Ora si aggiunge anche questa condanna definitiva per reati commessi in Lucchesia. Non sono mai casuali i “fatti di mafia”, mai. Non vengono scelti a caso dai boss i luoghi in cui risiedere, mettere su famiglia, far nascere figli eccetera. Alla base c’è sempre il business che deve portare soldi nelle casse del clan di riferimento, costi quel che costi, ed è impensabile che a questi livelli le mafie si muovano senza appoggi esterni al clan, anche di persone insospettabili.

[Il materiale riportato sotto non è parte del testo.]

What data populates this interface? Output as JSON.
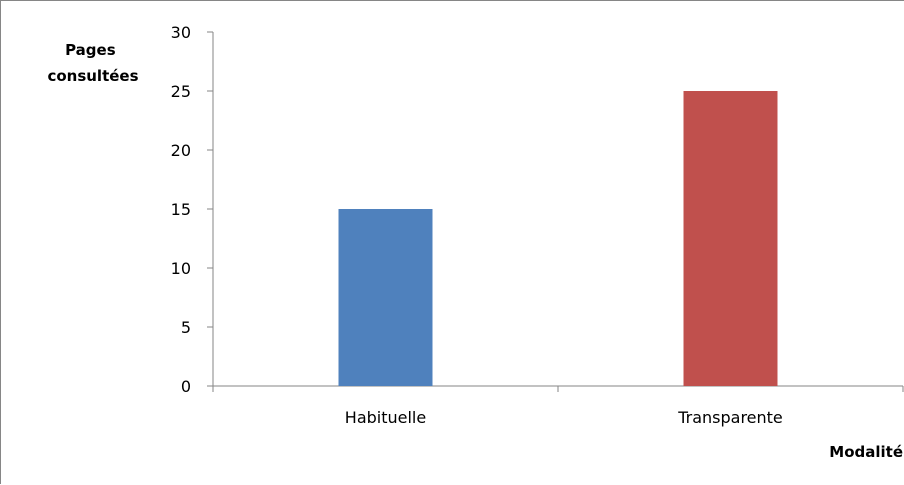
{
  "chart_data": {
    "type": "bar",
    "categories": [
      "Habituelle",
      "Transparente"
    ],
    "values": [
      15,
      25
    ],
    "colors": [
      "#4f81bd",
      "#c0504d"
    ],
    "ylabel_lines": [
      "Pages",
      "consultées"
    ],
    "xlabel": "Modalité",
    "ylim": [
      0,
      30
    ],
    "yticks": [
      "0",
      "5",
      "10",
      "15",
      "20",
      "25",
      "30"
    ],
    "grid": false,
    "legend": "none"
  }
}
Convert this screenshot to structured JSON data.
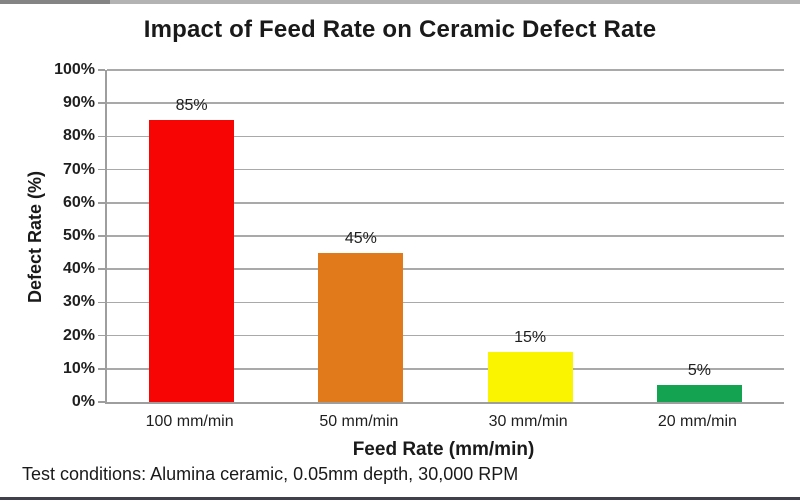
{
  "title": "Impact of Feed Rate on Ceramic Defect Rate",
  "footer_note": "Test conditions: Alumina ceramic, 0.05mm depth, 30,000 RPM",
  "colors": {
    "background": "#ffffff",
    "gridline": "#a9a9a9",
    "axis": "#9e9e9e",
    "text": "#1f1f1f",
    "top_border": "#b3b3b3",
    "bottom_border": "#40404c"
  },
  "chart_data": {
    "type": "bar",
    "title": "Impact of Feed Rate on Ceramic Defect Rate",
    "categories": [
      "100 mm/min",
      "50 mm/min",
      "30 mm/min",
      "20 mm/min"
    ],
    "values": [
      85,
      45,
      15,
      5
    ],
    "value_labels": [
      "85%",
      "45%",
      "15%",
      "5%"
    ],
    "bar_colors": [
      "#f70505",
      "#e07a1a",
      "#faf400",
      "#14a351"
    ],
    "xlabel": "Feed Rate (mm/min)",
    "ylabel": "Defect Rate (%)",
    "ylim": [
      0,
      100
    ],
    "ytick_step": 10,
    "ytick_labels": [
      "0%",
      "10%",
      "20%",
      "30%",
      "40%",
      "50%",
      "60%",
      "70%",
      "80%",
      "90%",
      "100%"
    ],
    "grid": "horizontal",
    "legend": "none",
    "annotation": "Test conditions: Alumina ceramic, 0.05mm depth, 30,000 RPM"
  }
}
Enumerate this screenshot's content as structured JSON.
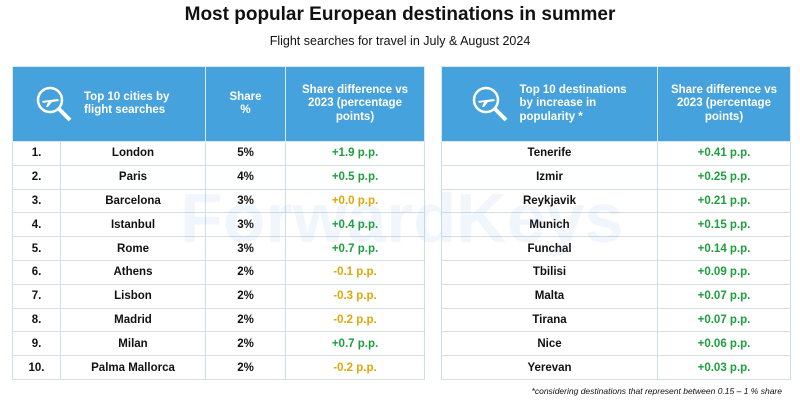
{
  "header": {
    "title": "Most popular European destinations in summer",
    "subtitle": "Flight searches for travel in July & August 2024"
  },
  "watermark": "ForwardKeys",
  "left_table": {
    "columns": [
      "Top 10 cities by flight searches",
      "Share %",
      "Share difference vs 2023 (percentage points)"
    ],
    "rows": [
      [
        "1.",
        "London",
        "5%",
        "+1.9 p.p."
      ],
      [
        "2.",
        "Paris",
        "4%",
        "+0.5 p.p."
      ],
      [
        "3.",
        "Barcelona",
        "3%",
        "+0.0 p.p."
      ],
      [
        "4.",
        "Istanbul",
        "3%",
        "+0.4 p.p."
      ],
      [
        "5.",
        "Rome",
        "3%",
        "+0.7 p.p."
      ],
      [
        "6.",
        "Athens",
        "2%",
        "-0.1 p.p."
      ],
      [
        "7.",
        "Lisbon",
        "2%",
        "-0.3 p.p."
      ],
      [
        "8.",
        "Madrid",
        "2%",
        "-0.2 p.p."
      ],
      [
        "9.",
        "Milan",
        "2%",
        "+0.7 p.p."
      ],
      [
        "10.",
        "Palma Mallorca",
        "2%",
        "-0.2 p.p."
      ]
    ]
  },
  "right_table": {
    "columns": [
      "Top 10 destinations by increase in popularity *",
      "Share difference vs 2023 (percentage points)"
    ],
    "rows": [
      [
        "Tenerife",
        "+0.41 p.p."
      ],
      [
        "Izmir",
        "+0.25 p.p."
      ],
      [
        "Reykjavik",
        "+0.21 p.p."
      ],
      [
        "Munich",
        "+0.15 p.p."
      ],
      [
        "Funchal",
        "+0.14 p.p."
      ],
      [
        "Tbilisi",
        "+0.09 p.p."
      ],
      [
        "Malta",
        "+0.07 p.p."
      ],
      [
        "Tirana",
        "+0.07 p.p."
      ],
      [
        "Nice",
        "+0.06 p.p."
      ],
      [
        "Yerevan",
        "+0.03 p.p."
      ]
    ]
  },
  "footnote": "*considering destinations that represent between 0.15 – 1 % share"
}
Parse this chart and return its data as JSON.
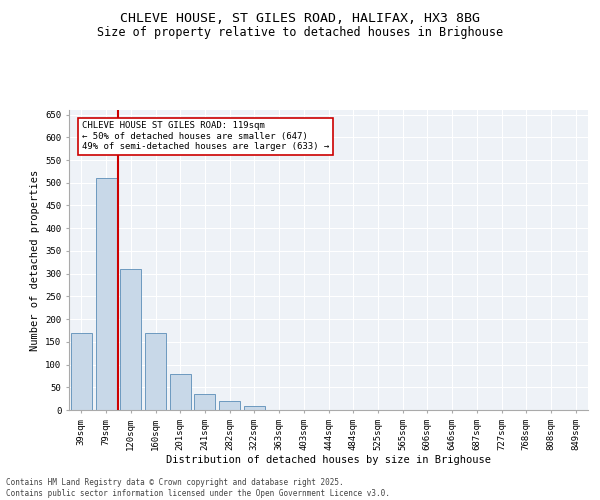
{
  "title_line1": "CHLEVE HOUSE, ST GILES ROAD, HALIFAX, HX3 8BG",
  "title_line2": "Size of property relative to detached houses in Brighouse",
  "xlabel": "Distribution of detached houses by size in Brighouse",
  "ylabel": "Number of detached properties",
  "categories": [
    "39sqm",
    "79sqm",
    "120sqm",
    "160sqm",
    "201sqm",
    "241sqm",
    "282sqm",
    "322sqm",
    "363sqm",
    "403sqm",
    "444sqm",
    "484sqm",
    "525sqm",
    "565sqm",
    "606sqm",
    "646sqm",
    "687sqm",
    "727sqm",
    "768sqm",
    "808sqm",
    "849sqm"
  ],
  "values": [
    170,
    510,
    310,
    170,
    80,
    35,
    20,
    8,
    0,
    0,
    0,
    0,
    0,
    0,
    0,
    0,
    0,
    0,
    0,
    0,
    0
  ],
  "bar_color": "#c8d8e8",
  "bar_edge_color": "#5b8db8",
  "vline_color": "#cc0000",
  "annotation_text": "CHLEVE HOUSE ST GILES ROAD: 119sqm\n← 50% of detached houses are smaller (647)\n49% of semi-detached houses are larger (633) →",
  "annotation_box_color": "#ffffff",
  "annotation_box_edge": "#cc0000",
  "ylim": [
    0,
    660
  ],
  "yticks": [
    0,
    50,
    100,
    150,
    200,
    250,
    300,
    350,
    400,
    450,
    500,
    550,
    600,
    650
  ],
  "background_color": "#eef2f7",
  "footer_line1": "Contains HM Land Registry data © Crown copyright and database right 2025.",
  "footer_line2": "Contains public sector information licensed under the Open Government Licence v3.0.",
  "title_fontsize": 9.5,
  "subtitle_fontsize": 8.5,
  "axis_label_fontsize": 7.5,
  "tick_fontsize": 6.5,
  "annotation_fontsize": 6.5,
  "footer_fontsize": 5.5
}
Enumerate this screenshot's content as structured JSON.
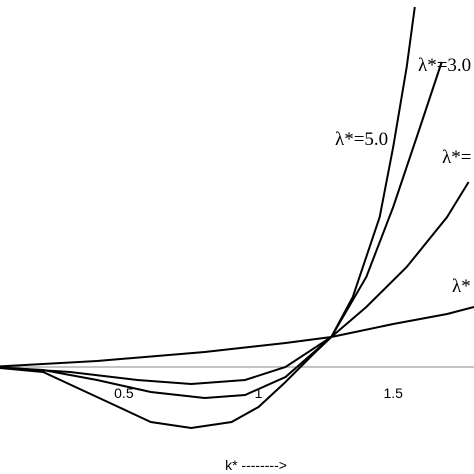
{
  "chart_data": {
    "type": "line",
    "x_label": "k* -------->",
    "xlim": [
      0.04,
      1.8
    ],
    "ylim": [
      -1.07,
      3.67
    ],
    "xticks": [
      0.5,
      1,
      1.5
    ],
    "series": [
      {
        "name": "λ*=5.0",
        "color": "#000000",
        "x": [
          0,
          0.2,
          0.4,
          0.6,
          0.75,
          0.9,
          1.0,
          1.1,
          1.2,
          1.27,
          1.35,
          1.45,
          1.5,
          1.55,
          1.58
        ],
        "values": [
          0,
          -0.05,
          -0.3,
          -0.55,
          -0.61,
          -0.55,
          -0.4,
          -0.15,
          0.12,
          0.3,
          0.7,
          1.5,
          2.2,
          3.0,
          3.6
        ]
      },
      {
        "name": "λ*=3.0",
        "color": "#000000",
        "x": [
          0,
          0.2,
          0.4,
          0.6,
          0.8,
          0.95,
          1.1,
          1.27,
          1.4,
          1.5,
          1.6,
          1.68
        ],
        "values": [
          0,
          -0.03,
          -0.13,
          -0.25,
          -0.31,
          -0.28,
          -0.1,
          0.3,
          0.9,
          1.6,
          2.4,
          3.05
        ]
      },
      {
        "name": "λ*=",
        "color": "#000000",
        "x": [
          0,
          0.3,
          0.55,
          0.75,
          0.95,
          1.1,
          1.27,
          1.4,
          1.55,
          1.7,
          1.78
        ],
        "values": [
          0,
          -0.05,
          -0.13,
          -0.17,
          -0.13,
          0,
          0.3,
          0.6,
          1.0,
          1.5,
          1.85
        ]
      },
      {
        "name": "λ*",
        "color": "#000000",
        "x": [
          0,
          0.4,
          0.8,
          1.1,
          1.27,
          1.5,
          1.7,
          1.8
        ],
        "values": [
          0,
          0.06,
          0.15,
          0.24,
          0.3,
          0.43,
          0.53,
          0.6
        ]
      }
    ]
  }
}
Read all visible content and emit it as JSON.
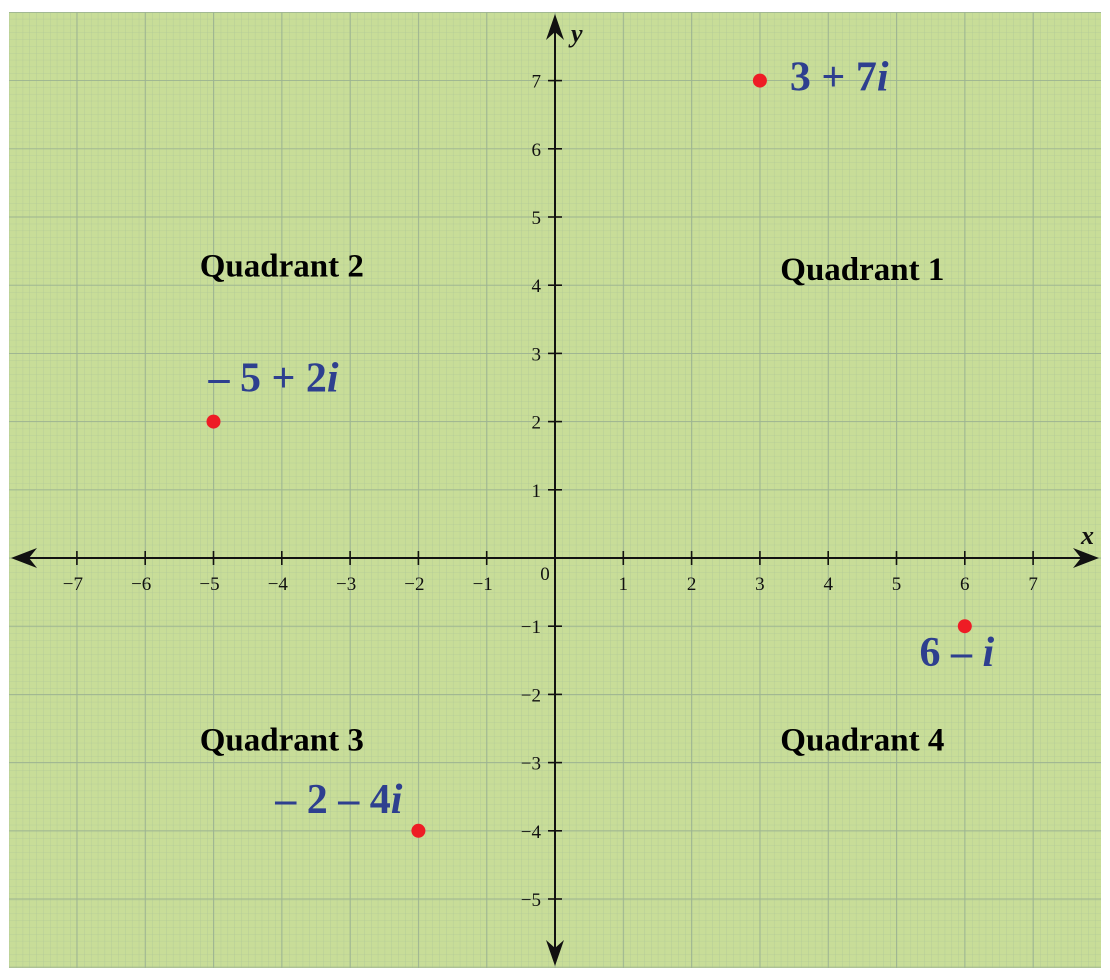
{
  "chart_data": {
    "type": "scatter",
    "title": "",
    "xlabel": "x",
    "ylabel": "y",
    "xlim": [
      -7.9,
      7.9
    ],
    "ylim": [
      -5.9,
      7.8
    ],
    "grid": true,
    "x_ticks": [
      -7,
      -6,
      -5,
      -4,
      -3,
      -2,
      -1,
      1,
      2,
      3,
      4,
      5,
      6,
      7
    ],
    "y_ticks": [
      -5,
      -4,
      -3,
      -2,
      -1,
      1,
      2,
      3,
      4,
      5,
      6,
      7
    ],
    "x_tick_labels": [
      "−7",
      "−6",
      "−5",
      "−4",
      "−3",
      "−2",
      "−1",
      "1",
      "2",
      "3",
      "4",
      "5",
      "6",
      "7"
    ],
    "y_tick_labels": [
      "−5",
      "−4",
      "−3",
      "−2",
      "−1",
      "1",
      "2",
      "3",
      "4",
      "5",
      "6",
      "7"
    ],
    "origin_label": "0",
    "quadrant_labels": [
      {
        "text": "Quadrant 1",
        "x": 4.5,
        "y": 4.25
      },
      {
        "text": "Quadrant 2",
        "x": -4,
        "y": 4.3
      },
      {
        "text": "Quadrant 3",
        "x": -4,
        "y": -2.65
      },
      {
        "text": "Quadrant 4",
        "x": 4.5,
        "y": -2.65
      }
    ],
    "points": [
      {
        "x": 3,
        "y": 7,
        "label": "3 + 7i",
        "label_real": "3 + 7",
        "label_imag": "i"
      },
      {
        "x": -5,
        "y": 2,
        "label": "– 5 + 2i",
        "label_real": "– 5 + 2",
        "label_imag": "i"
      },
      {
        "x": 6,
        "y": -1,
        "label": "6 – i",
        "label_real": "6 – ",
        "label_imag": "i"
      },
      {
        "x": -2,
        "y": -4,
        "label": "– 2 – 4i",
        "label_real": "– 2 – 4",
        "label_imag": "i"
      }
    ],
    "colors": {
      "background": "#c8dd98",
      "grid_fine": "#a9c197",
      "grid_major": "#9cb391",
      "axis": "#111111",
      "point": "#ee1c25",
      "point_label": "#2e3f8f"
    }
  }
}
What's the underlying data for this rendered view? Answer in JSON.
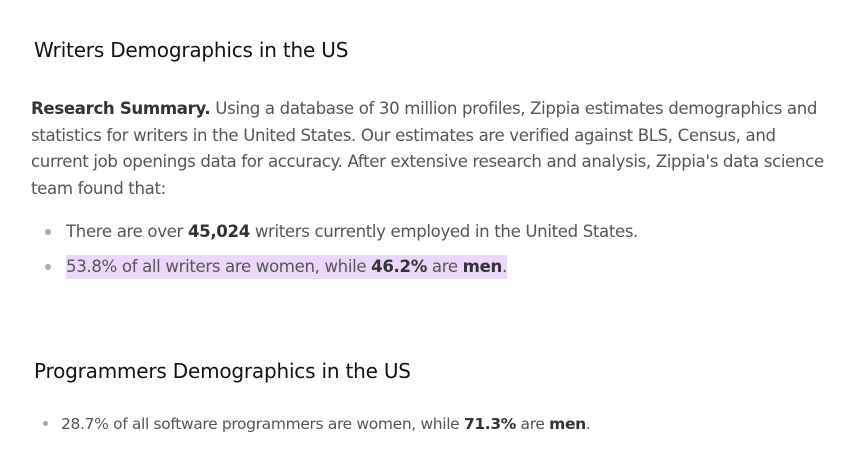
{
  "section1": {
    "title": "Writers Demographics in the US",
    "summary": {
      "lead": "Research Summary.",
      "text": " Using a database of 30 million profiles, Zippia estimates demographics and statistics for writers in the United States. Our estimates are verified against BLS, Census, and current job openings data for accuracy. After extensive research and analysis, Zippia's data science team found that:"
    },
    "bullets": [
      {
        "part1": "There are over ",
        "bold1": "45,024",
        "part2": " writers currently employed in the United States."
      },
      {
        "part1": "53.8% of all writers are women, while ",
        "bold1": "46.2%",
        "part2": " are ",
        "bold2": "men",
        "part3": "."
      }
    ]
  },
  "section2": {
    "title": "Programmers Demographics in the US",
    "bullets": [
      {
        "part1": "28.7% of all software programmers are women, while ",
        "bold1": "71.3%",
        "part2": " are ",
        "bold2": "men",
        "part3": "."
      }
    ]
  },
  "colors": {
    "heading": "#111111",
    "body": "#555555",
    "bold": "#333333",
    "highlight": "#ecd7fb",
    "bullet": "#aaaaaa"
  }
}
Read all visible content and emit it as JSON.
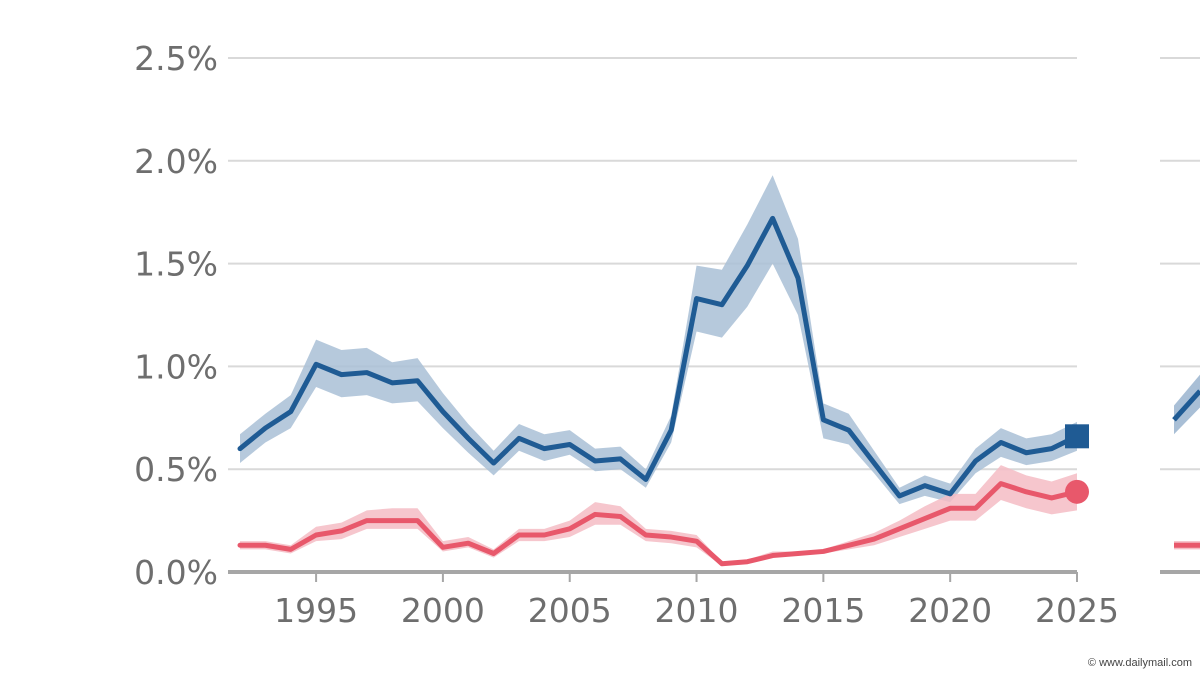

I fatti di sangue raramente vengono commessi nelle regioni dove si intende fare business perché destano inevitabilmente l’attenzione della popolazione oltre che di forze dell’ordine e giudici, e questo per gli affari non è mai “una cosa buona”. Meglio restare invisibili almeno agli occhi della gente, meglio far credere ai cittadini che non esistono o che comunque non creano problemi diretti alla vita di ogni giorno della maggior parte della popolazione. “Il più grande inganno del diavolo è stato quello di far credere al mondo che lui non esiste”.